- While the emergency department exists primarily to handle the unexpected, healthcare organizations don’t have to rely on a wait-and-see approach in order to properly allocate staff members, open beds, and other resources. Researchers at the University of Florida have developed a predictive analytics simulator to target the primary causes of inordinate wait times: a lack of free beds, a glut of low-acuity cases, and busy physicians who are not always available where they are needed most.
Available online for free and requiring nothing more than a laptop and a web browser, the simulator models the flow of patients through a virtual emergency department that can be configured to the user’s specifications.

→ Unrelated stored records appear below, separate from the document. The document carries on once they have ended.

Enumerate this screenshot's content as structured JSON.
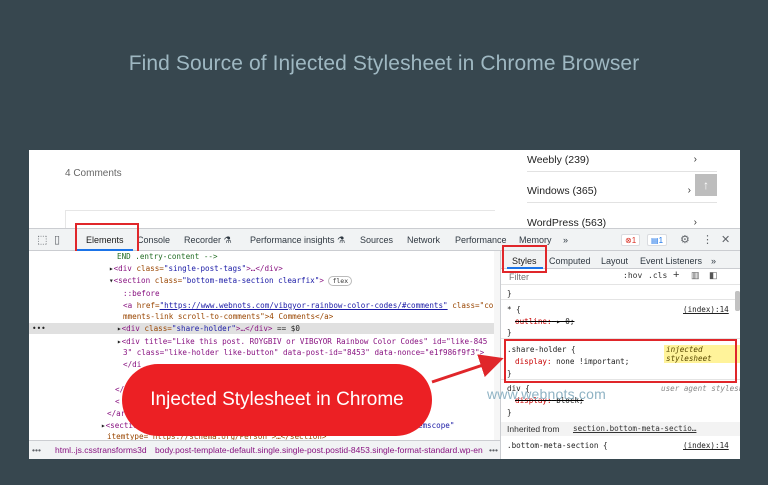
{
  "title": "Find Source of Injected Stylesheet in Chrome Browser",
  "page": {
    "comments": "4 Comments",
    "categories": [
      {
        "label": "Weebly (239)"
      },
      {
        "label": "Windows (365)"
      },
      {
        "label": "WordPress (563)"
      }
    ],
    "back_to_top": "↑"
  },
  "devtools": {
    "tabs": [
      "Elements",
      "Console",
      "Recorder ⚗",
      "Performance insights ⚗",
      "Sources",
      "Network",
      "Performance",
      "Memory",
      "»"
    ],
    "error_count": "1",
    "message_count": "1",
    "elements_lines": {
      "l1": "END .entry-content -->",
      "l2_tag": "<div",
      "l2_attr": " class=",
      "l2_val": "\"single-post-tags\"",
      "l2_end": ">…</div>",
      "l3_tag": "<section",
      "l3_attr": " class=",
      "l3_val": "\"bottom-meta-section clearfix\"",
      "l3_end": ">",
      "l3_badge": "flex",
      "l4": "::before",
      "l5_tag": "<a",
      "l5_attr": " href=",
      "l5_link": "\"https://www.webnots.com/vibgyor-rainbow-color-codes/#comments\"",
      "l5_attr2": " class=\"co",
      "l6": "mments-link scroll-to-comments\">4 Comments</a>",
      "l7_tag": "<div",
      "l7_attr": " class=",
      "l7_val": "\"share-holder\"",
      "l7_end": ">…</div>",
      "l7_eq": " == $0",
      "l8": "<div title=\"Like this post. ROYGBIV or VIBGYOR Rainbow Color Codes\" id=\"like-845",
      "l9": "3\" class=\"like-holder like-button\" data-post-id=\"8453\" data-nonce=\"e1f986f9f3\">",
      "l10": "</di",
      "l11": "</",
      "l12": "<",
      "l13": "</ar",
      "l14": "<section",
      "l14_end": " itemscope\"",
      "l15": "itemtype=\"https://schema.org/Person\">…</section>"
    },
    "styles_tabs": [
      "Styles",
      "Computed",
      "Layout",
      "Event Listeners",
      "»"
    ],
    "filter_placeholder": "Filter",
    "filter_actions": [
      ":hov",
      ".cls",
      "+"
    ],
    "rules": {
      "r0": "}",
      "r1_sel": "* {",
      "r1_src": "(index):14",
      "r1_prop": "outline:",
      "r1_val": "▸ 0;",
      "r1_end": "}",
      "r2_sel": ".share-holder {",
      "r2_badge": "injected stylesheet",
      "r2_prop": "display:",
      "r2_val": "none !important;",
      "r2_end": "}",
      "r3_sel": "div {",
      "r3_src": "user agent stylesheet",
      "r3_prop": "display:",
      "r3_val": "block;",
      "r3_end": "}",
      "inherited_label": "Inherited from",
      "inherited_from": "section.bottom-meta-sectio…",
      "r4_sel": ".bottom-meta-section {",
      "r4_src": "(index):14"
    },
    "breadcrumb": [
      "html..js.csstransforms3d",
      "body.post-template-default.single.single-post.postid-8453.single-format-standard.wp-en"
    ]
  },
  "callout": "Injected Stylesheet in Chrome",
  "watermark": "www.webnots.com",
  "colors": {
    "highlight": "#e0262a",
    "callout": "#ec2024",
    "background": "#37474f",
    "title": "#9fb8c2"
  }
}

The research team used data from a 2012 Academy of Academic Administrators in Emergency Medicine (AAAEM) study to establish parameters for an average setting, but users can add or subtract nurse and physician availability, the number and types of beds, boarding and discharge times, and other key features of a typical facility.
“Emergency department crowding is a complex problem affecting more than 130 million patient visits per year in the US,” writes lead author Joshua E. Hurwitz in the study, published in BMC Medical Informatics and Decision Making. “As expected, when the model is equipped with realistic parameters, we see pervasive ED crowding. In the current world of scarce resources and little margin for error, it is essential to rigorously identify the speciﬁc causes of crowding, so that targeted management interventions can have maximal effect. Our model can predict and quantify how a particular ED will respond to a given ‘what if’ scenario.”

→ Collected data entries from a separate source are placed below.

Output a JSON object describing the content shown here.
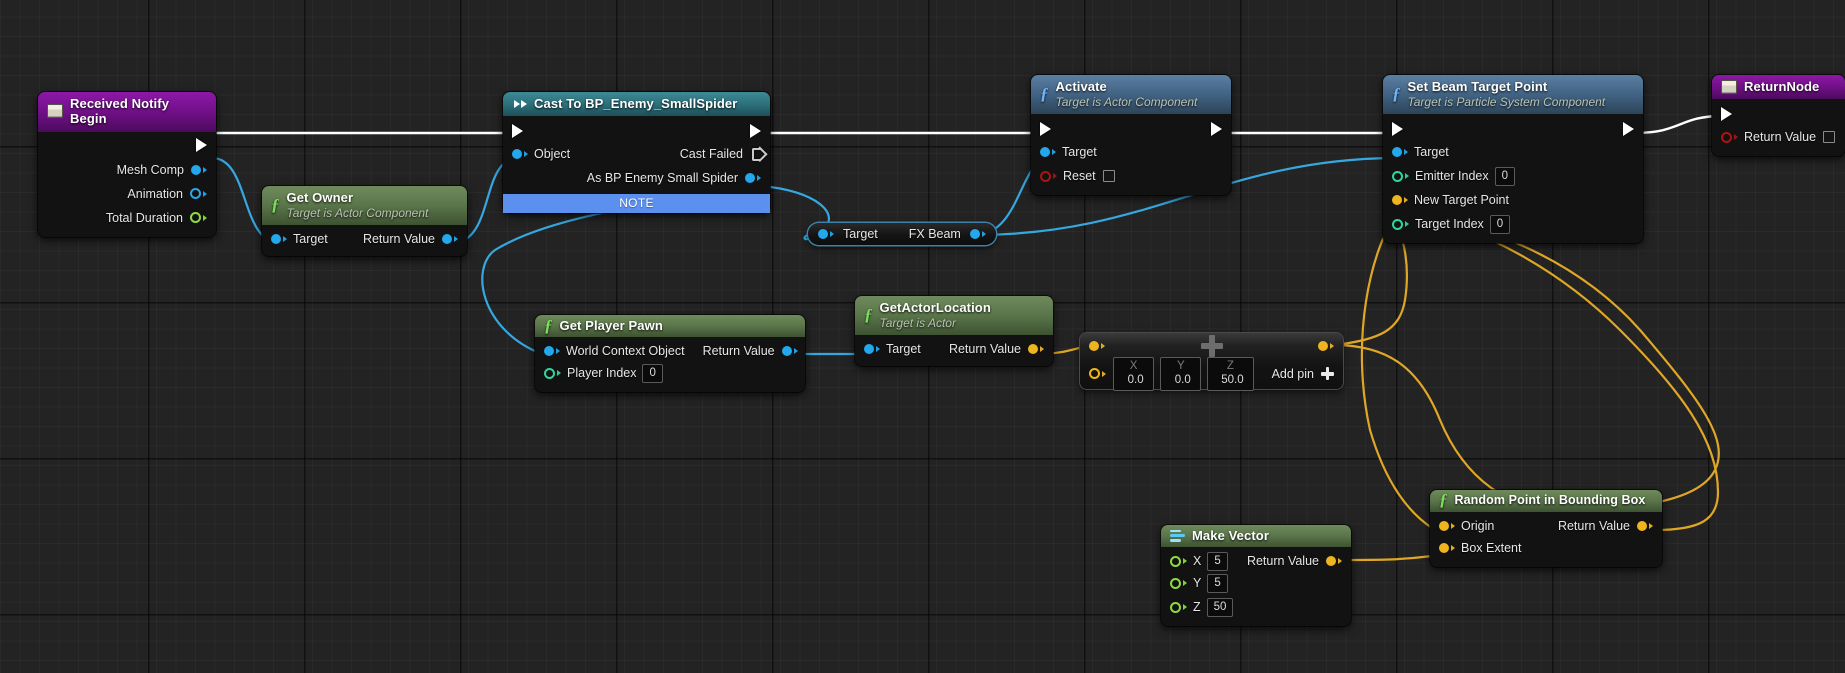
{
  "graph": {
    "app": "Unreal Engine Blueprint Event Graph",
    "background_color": "#232323",
    "wire_colors": {
      "exec": "#ffffff",
      "object": "#35a8e0",
      "vector": "#e0a726"
    }
  },
  "nodes": {
    "received_notify_begin": {
      "title": "Received Notify Begin",
      "icon": "event-box-icon",
      "header_color": "#6d0f84",
      "pins_out": [
        {
          "label": "Mesh Comp",
          "type": "object",
          "color": "#23a8ee",
          "style": "filled"
        },
        {
          "label": "Animation",
          "type": "object",
          "color": "#23a8ee",
          "style": "hollow"
        },
        {
          "label": "Total Duration",
          "type": "float",
          "color": "#8cdd3a",
          "style": "hollow"
        }
      ]
    },
    "get_owner": {
      "title": "Get Owner",
      "subtitle": "Target is Actor Component",
      "icon": "function-f-icon",
      "header_color": "#5a7549",
      "pin_in": {
        "label": "Target",
        "type": "object",
        "color": "#23a8ee"
      },
      "pin_out": {
        "label": "Return Value",
        "type": "object",
        "color": "#23a8ee"
      }
    },
    "cast_to_bp_enemy_smallspider": {
      "title": "Cast To BP_Enemy_SmallSpider",
      "icon": "cast-arrows-icon",
      "header_color": "#2b6e79",
      "pin_in_object": {
        "label": "Object",
        "type": "object",
        "color": "#23a8ee"
      },
      "pin_out_cast_failed": {
        "label": "Cast Failed",
        "type": "exec"
      },
      "pin_out_as": {
        "label": "As BP Enemy Small Spider",
        "type": "object",
        "color": "#23a8ee"
      },
      "note_bar": "NOTE"
    },
    "fx_beam": {
      "pin_in": {
        "label": "Target",
        "type": "object",
        "color": "#23a8ee"
      },
      "pin_out": {
        "label": "FX Beam",
        "type": "object",
        "color": "#23a8ee"
      }
    },
    "activate": {
      "title": "Activate",
      "subtitle": "Target is Actor Component",
      "icon": "function-f-icon",
      "header_color": "#3f607f",
      "pins_in": [
        {
          "label": "Target",
          "type": "object",
          "color": "#23a8ee",
          "style": "filled"
        },
        {
          "label": "Reset",
          "type": "bool",
          "color": "#a81515",
          "style": "hollow",
          "value_checkbox": false
        }
      ]
    },
    "set_beam_target_point": {
      "title": "Set Beam Target Point",
      "subtitle": "Target is Particle System Component",
      "icon": "function-f-icon",
      "header_color": "#3f607f",
      "pins_in": [
        {
          "label": "Target",
          "type": "object",
          "color": "#23a8ee",
          "style": "filled"
        },
        {
          "label": "Emitter Index",
          "type": "int",
          "color": "#2fd6a0",
          "style": "hollow",
          "value": "0"
        },
        {
          "label": "New Target Point",
          "type": "vector",
          "color": "#efb520",
          "style": "filled"
        },
        {
          "label": "Target Index",
          "type": "int",
          "color": "#2fd6a0",
          "style": "hollow",
          "value": "0"
        }
      ]
    },
    "return_node": {
      "title": "ReturnNode",
      "icon": "event-box-icon",
      "header_color": "#6d0f84",
      "pin_in": {
        "label": "Return Value",
        "type": "bool",
        "color": "#a81515",
        "value_checkbox": false
      }
    },
    "get_player_pawn": {
      "title": "Get Player Pawn",
      "icon": "function-f-icon",
      "header_color": "#5a7549",
      "pins_in": [
        {
          "label": "World Context Object",
          "type": "object",
          "color": "#23a8ee",
          "style": "filled"
        },
        {
          "label": "Player Index",
          "type": "int",
          "color": "#2fd6a0",
          "style": "hollow",
          "value": "0"
        }
      ],
      "pin_out": {
        "label": "Return Value",
        "type": "object",
        "color": "#23a8ee"
      }
    },
    "get_actor_location": {
      "title": "GetActorLocation",
      "subtitle": "Target is Actor",
      "icon": "function-f-icon",
      "header_color": "#5a7549",
      "pin_in": {
        "label": "Target",
        "type": "object",
        "color": "#23a8ee"
      },
      "pin_out": {
        "label": "Return Value",
        "type": "vector",
        "color": "#efb520"
      }
    },
    "vector_add": {
      "icon": "plus-icon",
      "inputs": [
        {
          "axis": "X",
          "value": "0.0"
        },
        {
          "axis": "Y",
          "value": "0.0"
        },
        {
          "axis": "Z",
          "value": "50.0"
        }
      ],
      "add_pin_label": "Add pin",
      "pin_in_top": {
        "type": "vector",
        "color": "#efb520",
        "style": "filled"
      },
      "pin_in_bottom": {
        "type": "vector",
        "color": "#efb520",
        "style": "hollow"
      },
      "pin_out": {
        "type": "vector",
        "color": "#efb520",
        "style": "filled"
      }
    },
    "make_vector": {
      "title": "Make Vector",
      "icon": "make-vector-icon",
      "header_color": "#5a7549",
      "pins_in": [
        {
          "label": "X",
          "type": "float",
          "color": "#8cdd3a",
          "style": "hollow",
          "value": "5"
        },
        {
          "label": "Y",
          "type": "float",
          "color": "#8cdd3a",
          "style": "hollow",
          "value": "5"
        },
        {
          "label": "Z",
          "type": "float",
          "color": "#8cdd3a",
          "style": "hollow",
          "value": "50"
        }
      ],
      "pin_out": {
        "label": "Return Value",
        "type": "vector",
        "color": "#efb520"
      }
    },
    "random_point_in_bounding_box": {
      "title": "Random Point in Bounding Box",
      "icon": "function-f-icon",
      "header_color": "#5a7549",
      "pins_in": [
        {
          "label": "Origin",
          "type": "vector",
          "color": "#efb520",
          "style": "filled"
        },
        {
          "label": "Box Extent",
          "type": "vector",
          "color": "#efb520",
          "style": "filled"
        }
      ],
      "pin_out": {
        "label": "Return Value",
        "type": "vector",
        "color": "#efb520"
      }
    }
  }
}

After running the simulation, a user can browse statistics such as arrival-to-exit time per patient, revenue generated per patient, patients per physician per hour, average expected wait times, admission percentages, and a slew of other metrics that can help administrators pinpoint staffing problems and shift resources towards areas of higher need.

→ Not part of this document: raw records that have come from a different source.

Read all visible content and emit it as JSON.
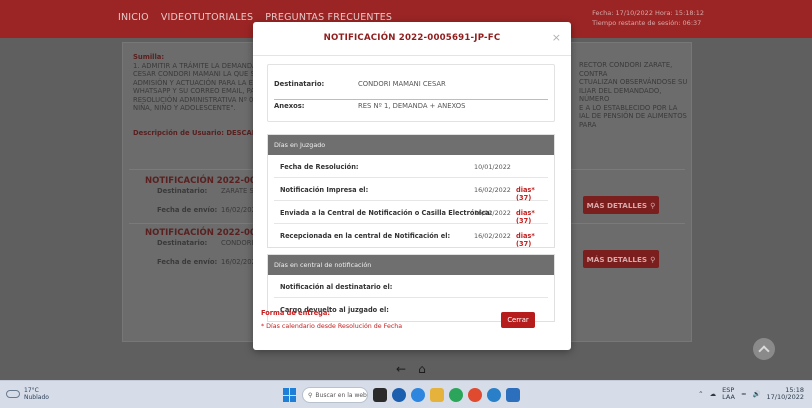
{
  "topbar": {
    "nav": [
      "INICIO",
      "VIDEOTUTORIALES",
      "PREGUNTAS FRECUENTES"
    ],
    "fecha": "Fecha: 17/10/2022 Hora: 15:18:12",
    "tiempo": "Tiempo restante de sesión: 06:37"
  },
  "background": {
    "sumilla_label": "Sumilla:",
    "sumilla_lines": [
      "1. ADMITIR A TRÁMITE LA DEMANDA DE",
      "CESAR CONDORI MAMANI LA QUE SE TR",
      "ADMISIÓN Y ACTUACIÓN PARA LA ETAP",
      "WHATSAPP Y SU CORREO EMAIL, PARA E",
      "RESOLUCIÓN ADMINISTRATIVA Nº 0001",
      "NIÑA, NIÑO Y ADOLESCENTE\"."
    ],
    "sumilla_right": [
      "RECTOR CONDORI ZARATE, CONTRA",
      "CTUALIZAN OBSERVÁNDOSE SU",
      "ILIAR DEL DEMANDADO, NÚMERO",
      "E A LO ESTABLECIDO POR LA",
      "IAL DE PENSIÓN DE ALIMENTOS PARA"
    ],
    "descripcion": "Descripción de Usuario: DESCARGADO",
    "notif1": {
      "title": "NOTIFICACIÓN 2022-000569",
      "dest_label": "Destinatario:",
      "dest_value": "ZARATE SEV",
      "fecha_label": "Fecha de envío:",
      "fecha_value": "16/02/2022"
    },
    "notif2": {
      "title": "NOTIFICACIÓN 2022-000569",
      "dest_label": "Destinatario:",
      "dest_value": "CONDORI M",
      "fecha_label": "Fecha de envío:",
      "fecha_value": "16/02/2022"
    },
    "mas_detalles": "MÁS DETALLES"
  },
  "modal": {
    "title": "NOTIFICACIÓN 2022-0005691-JP-FC",
    "close": "×",
    "destinatario_label": "Destinatario:",
    "destinatario_value": "CONDORI MAMANI CESAR",
    "anexos_label": "Anexos:",
    "anexos_value": "RES Nº 1, DEMANDA + ANEXOS",
    "juzgado": {
      "header": "Días en Juzgado",
      "rows": [
        {
          "label": "Fecha de Resolución:",
          "date": "10/01/2022",
          "dias": ""
        },
        {
          "label": "Notificación Impresa el:",
          "date": "16/02/2022",
          "dias": "dias*(37)"
        },
        {
          "label": "Enviada a la Central de Notificación o Casilla Electrónica:",
          "date": "16/02/2022",
          "dias": "dias*(37)"
        },
        {
          "label": "Recepcionada en la central de Notificación el:",
          "date": "16/02/2022",
          "dias": "dias*(37)"
        }
      ]
    },
    "central": {
      "header": "Días en central de notificación",
      "rows": [
        {
          "label": "Notificación al destinatario el:"
        },
        {
          "label": "Cargo devuelto al juzgado el:"
        }
      ]
    },
    "forma_entrega": "Forma de entrega:",
    "nota": "* Días calendario desde Resolución de Fecha",
    "cerrar": "Cerrar"
  },
  "taskbar": {
    "temp": "17°C",
    "weather": "Nublado",
    "search": "Buscar en la web",
    "lang": "ESP",
    "lang2": "LAA",
    "time": "15:18",
    "date": "17/10/2022"
  },
  "colors": {
    "brand": "#8f1d1d",
    "accent_red": "#c41e1e",
    "section_header": "#6f6f6f"
  }
}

“One of the recurring observations in our investigation is that each simulated environment has its own dominant resource bottleneck,” the study points out. “Further highlighting the importance of quantiﬁed predictions, we found that adding a suite of resources is no more effective than adding a single, well-targeted resource. Simulation of EDs does more than confirm management institutions. Having a comprehensive view of patient flow can help construct a system-wide understanding of what given management interventions actually accomplish.”